Little more than a lottery
For their own peace of mind they should acknowledge that the ratings game is little more than a lottery and back their own judgment when it comes to deciding what viewers like or dislike.
For me, the ultimate proof a programme or story has hooked in a large audience is the amount of feedback you get afterwards – be it in the form of emails, text messages, phone calls, letters or whatever.
But, curiously, this is rarely reflected in the “official” ratings.
It never failed to amuse me in my television days that stories which attracted a flood of correspondence often failed to rate, which suggested to me People Meters are about as useful as a crystal ball.
Geoff Lealand, the associate professor of screen and media studies at Waikato University, who has himself worked in television audience research in New Zealand and Britain, has similar misgivings about them.
“I argue ratings are essentially quantitative measurements of self-reported behaviour – for example, people pressing buttons, and thus subject to human error, inertia, inattention, etc.
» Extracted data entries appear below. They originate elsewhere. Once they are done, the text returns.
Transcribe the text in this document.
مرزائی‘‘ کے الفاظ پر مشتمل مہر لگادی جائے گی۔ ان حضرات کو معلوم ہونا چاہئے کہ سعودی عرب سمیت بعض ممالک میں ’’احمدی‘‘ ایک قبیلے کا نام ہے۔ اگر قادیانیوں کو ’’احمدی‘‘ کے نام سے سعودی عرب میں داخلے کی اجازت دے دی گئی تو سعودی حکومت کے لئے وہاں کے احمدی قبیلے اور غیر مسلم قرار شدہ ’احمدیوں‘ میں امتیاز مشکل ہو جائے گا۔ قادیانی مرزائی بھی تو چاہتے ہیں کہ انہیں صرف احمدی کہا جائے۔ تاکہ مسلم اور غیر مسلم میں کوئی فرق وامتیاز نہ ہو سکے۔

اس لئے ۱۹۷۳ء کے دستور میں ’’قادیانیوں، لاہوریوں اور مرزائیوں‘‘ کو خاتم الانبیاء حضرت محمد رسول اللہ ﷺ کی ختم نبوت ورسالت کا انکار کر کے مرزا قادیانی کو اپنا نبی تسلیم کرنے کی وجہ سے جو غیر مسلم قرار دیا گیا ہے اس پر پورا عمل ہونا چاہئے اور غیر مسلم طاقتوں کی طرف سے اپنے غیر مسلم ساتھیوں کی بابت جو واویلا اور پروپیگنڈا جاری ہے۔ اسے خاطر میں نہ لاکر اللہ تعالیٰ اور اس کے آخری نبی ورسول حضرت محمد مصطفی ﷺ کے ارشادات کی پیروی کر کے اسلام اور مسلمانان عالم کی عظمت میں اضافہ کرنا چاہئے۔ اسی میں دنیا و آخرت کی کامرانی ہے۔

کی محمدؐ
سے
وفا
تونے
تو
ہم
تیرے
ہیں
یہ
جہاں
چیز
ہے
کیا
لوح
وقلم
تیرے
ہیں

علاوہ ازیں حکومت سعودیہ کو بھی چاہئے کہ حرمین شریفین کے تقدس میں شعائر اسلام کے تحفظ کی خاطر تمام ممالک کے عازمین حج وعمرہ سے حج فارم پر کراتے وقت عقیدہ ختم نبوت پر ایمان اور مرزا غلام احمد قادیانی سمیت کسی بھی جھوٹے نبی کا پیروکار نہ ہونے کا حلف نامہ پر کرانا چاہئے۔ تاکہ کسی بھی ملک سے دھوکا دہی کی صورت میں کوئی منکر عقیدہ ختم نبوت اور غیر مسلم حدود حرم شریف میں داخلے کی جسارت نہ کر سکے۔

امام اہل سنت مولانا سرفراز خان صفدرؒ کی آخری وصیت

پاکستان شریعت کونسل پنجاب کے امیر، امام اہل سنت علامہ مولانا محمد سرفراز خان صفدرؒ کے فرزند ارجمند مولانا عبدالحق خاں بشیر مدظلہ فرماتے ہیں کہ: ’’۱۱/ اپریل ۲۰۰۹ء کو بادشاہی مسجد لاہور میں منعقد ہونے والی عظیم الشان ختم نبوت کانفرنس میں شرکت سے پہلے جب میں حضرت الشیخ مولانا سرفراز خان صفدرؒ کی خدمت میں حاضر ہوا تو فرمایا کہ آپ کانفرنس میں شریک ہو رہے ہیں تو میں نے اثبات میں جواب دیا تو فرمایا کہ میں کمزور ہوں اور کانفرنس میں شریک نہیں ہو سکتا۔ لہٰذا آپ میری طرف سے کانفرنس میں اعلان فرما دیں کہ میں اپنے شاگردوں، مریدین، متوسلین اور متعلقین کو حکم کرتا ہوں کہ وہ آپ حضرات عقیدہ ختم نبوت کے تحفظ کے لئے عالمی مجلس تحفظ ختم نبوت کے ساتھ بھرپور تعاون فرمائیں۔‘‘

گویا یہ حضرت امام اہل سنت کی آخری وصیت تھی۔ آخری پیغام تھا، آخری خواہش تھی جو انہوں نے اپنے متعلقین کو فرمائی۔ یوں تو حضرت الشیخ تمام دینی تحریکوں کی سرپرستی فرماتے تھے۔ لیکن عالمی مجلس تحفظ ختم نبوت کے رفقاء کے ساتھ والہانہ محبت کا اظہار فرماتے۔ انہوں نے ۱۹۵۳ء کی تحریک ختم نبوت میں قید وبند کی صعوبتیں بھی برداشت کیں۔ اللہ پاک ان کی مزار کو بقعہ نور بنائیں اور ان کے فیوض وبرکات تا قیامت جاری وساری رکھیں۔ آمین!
“However, such thin information is continuously used and misused to make qualitative judgments about our responses to programming and advertising.
“In addition, People Meters cannot account for an educated use of the remote, most especially the mute button.”
Most serious flaw
Dr Lealand told NBR ONLINE the most serious flaw with the meters is that “presence in a room where a television set is on, which is all that they claim to record, will never be the same as the practice of watching television”.
“This was once again demonstrated in the argument over the audience for TVNZ7 last year where viewing figures were misused, deliberately or otherwise.”
He says the viewing panel of around1500 individuals is biased towards “older, settled nuclear” family groups and under-represents young viewers, especially students and renters as well as significant ethnic groups.
“All that AC Nielsen claim to measure, through people remembering to push buttons on the special remote, is “presence” in a room where a television set is on.
“All the rest is speculation, conjecture and guesswork.”
So how does Dr Lealand believe Seven Sharp and Campbell Live will fare given such a flawed system?
“If Seven Sharp is going after the same sort of young audience as John Campbell, as seems to be their intention, I think they may well be disadvantaged by the current ratings system, given the minimal representation of young, non-home-owning viewers in the People Meter panel.
“Like them, even though I am not of that demographic, I will continue watching Shortland Street at 7pm.”